I have had trouble in the past with this issue. My circumstance was such that it lended itself to that very attitude. I was teaching very young students (Kindergarten in Korea - age 5-6), and I was teaching students a second language that happens to be my native tongue. It is hard to accept that very young children speaking a second language you grew up speaking have much to offer in the way of helping you design lessons and content. However, much like 'satisfying the cat', I still had to make them learn and happy. I am seeing that more clearly now. The only feedback I generally used was how engaged the students were and their facial expressions. I am now teaching older students and redesigning the class I am teaching, so it has been thrust upon me how important good learner feedback is. Especially now that we are scaling it up to more classes.
I generally use quite a bit of verbal interaction for feedback. I ask the students as much as I can what they thought of certain things. I have done that a lot this year in regards to the online environment I have been trying out. I realize that is not enough though. First, many students are too shy or not interested enough to offer a response. This means I could be missing a large percentage of my students' voices that might disagree with the students who are talking to me.
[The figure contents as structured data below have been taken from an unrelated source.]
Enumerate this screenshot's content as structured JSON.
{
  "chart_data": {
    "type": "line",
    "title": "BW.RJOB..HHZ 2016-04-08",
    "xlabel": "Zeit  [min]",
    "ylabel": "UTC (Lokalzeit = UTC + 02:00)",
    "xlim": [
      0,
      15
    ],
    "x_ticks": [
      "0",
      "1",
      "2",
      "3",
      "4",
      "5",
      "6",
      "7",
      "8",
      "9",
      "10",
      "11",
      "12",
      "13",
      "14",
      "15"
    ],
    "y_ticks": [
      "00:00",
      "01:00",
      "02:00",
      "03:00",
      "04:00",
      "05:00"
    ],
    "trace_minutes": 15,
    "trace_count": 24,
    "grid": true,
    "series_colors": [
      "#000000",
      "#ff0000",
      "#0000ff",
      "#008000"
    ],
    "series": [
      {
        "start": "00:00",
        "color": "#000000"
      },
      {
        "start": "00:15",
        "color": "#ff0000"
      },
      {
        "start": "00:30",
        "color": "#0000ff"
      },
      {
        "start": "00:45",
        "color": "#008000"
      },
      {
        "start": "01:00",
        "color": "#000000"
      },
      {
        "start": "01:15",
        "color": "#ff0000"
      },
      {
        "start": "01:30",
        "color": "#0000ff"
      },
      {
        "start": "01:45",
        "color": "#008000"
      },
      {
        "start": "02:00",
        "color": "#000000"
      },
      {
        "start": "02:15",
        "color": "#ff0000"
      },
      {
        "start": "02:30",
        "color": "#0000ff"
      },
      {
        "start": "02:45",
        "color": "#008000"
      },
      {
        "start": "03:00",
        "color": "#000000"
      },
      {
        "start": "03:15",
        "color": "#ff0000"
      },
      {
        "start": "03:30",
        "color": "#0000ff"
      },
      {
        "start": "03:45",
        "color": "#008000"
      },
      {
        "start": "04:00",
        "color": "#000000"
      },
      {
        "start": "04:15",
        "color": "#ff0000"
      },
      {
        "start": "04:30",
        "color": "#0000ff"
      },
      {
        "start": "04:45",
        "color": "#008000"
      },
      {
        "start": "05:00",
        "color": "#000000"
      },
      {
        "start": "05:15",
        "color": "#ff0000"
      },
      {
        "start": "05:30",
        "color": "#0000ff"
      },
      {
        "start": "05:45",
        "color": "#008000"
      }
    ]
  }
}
Secondly, I am trusting their honesty when they speak to me directly. Some students will likely exaggerate one way or another based on my presence. They know I am looking and listening to them, and that can alter the feedback for better or worse. And finally, they are put on the spot because I ask them when I have time, not necessarily when they are ready to answer. I have a schedule to follow and meet, so I cannot accept responses on their terms. In other words, even when trying to avoid this pitfall, I am still not getting the whole picture.
This year, I am planning on creating many opportunities for students to offer feedback, so I can get the best possible information. I will still ask, but I will also have surveys and discussion options for students. The surveys offer anonymity and the discussions offer flexibility.
The final pitfall is how to use the feedback. I think some teachers that collect good data might still fall into the cherry-picking pitfall. Getting good feedback from your users does not work well if the only feedback addressed is what fits with what you wanted to fix anyway. This is a common problem for people and data/statistics in the first place. I will try and be as objective about the feedback as possible and accept that there might be things I will not be comfortable with that still need to be done. I am not talking about unacceptable things the students request, but a style of teaching I am not comfortable with or lessons, games, or materials I am not used to using.
I think the best way to avoid these pitfalls is to accept that everything we design to teach with is a river that is temporary. If we can accept that, we just might not hold on to certain aspects of our instruction too hard and we will be able to change with the feedback and times.
I find it funny that I keep coming back to a quote (though unconfirmed) by Coco Chanel, "Get dressed, then take one thing off." She was speaking of women's habits of over-accessorizing, but I feel it can apply to almost anything. Design something, then be prepared to throw some of it out, or change some of it without being too attached. This is the way design will work best.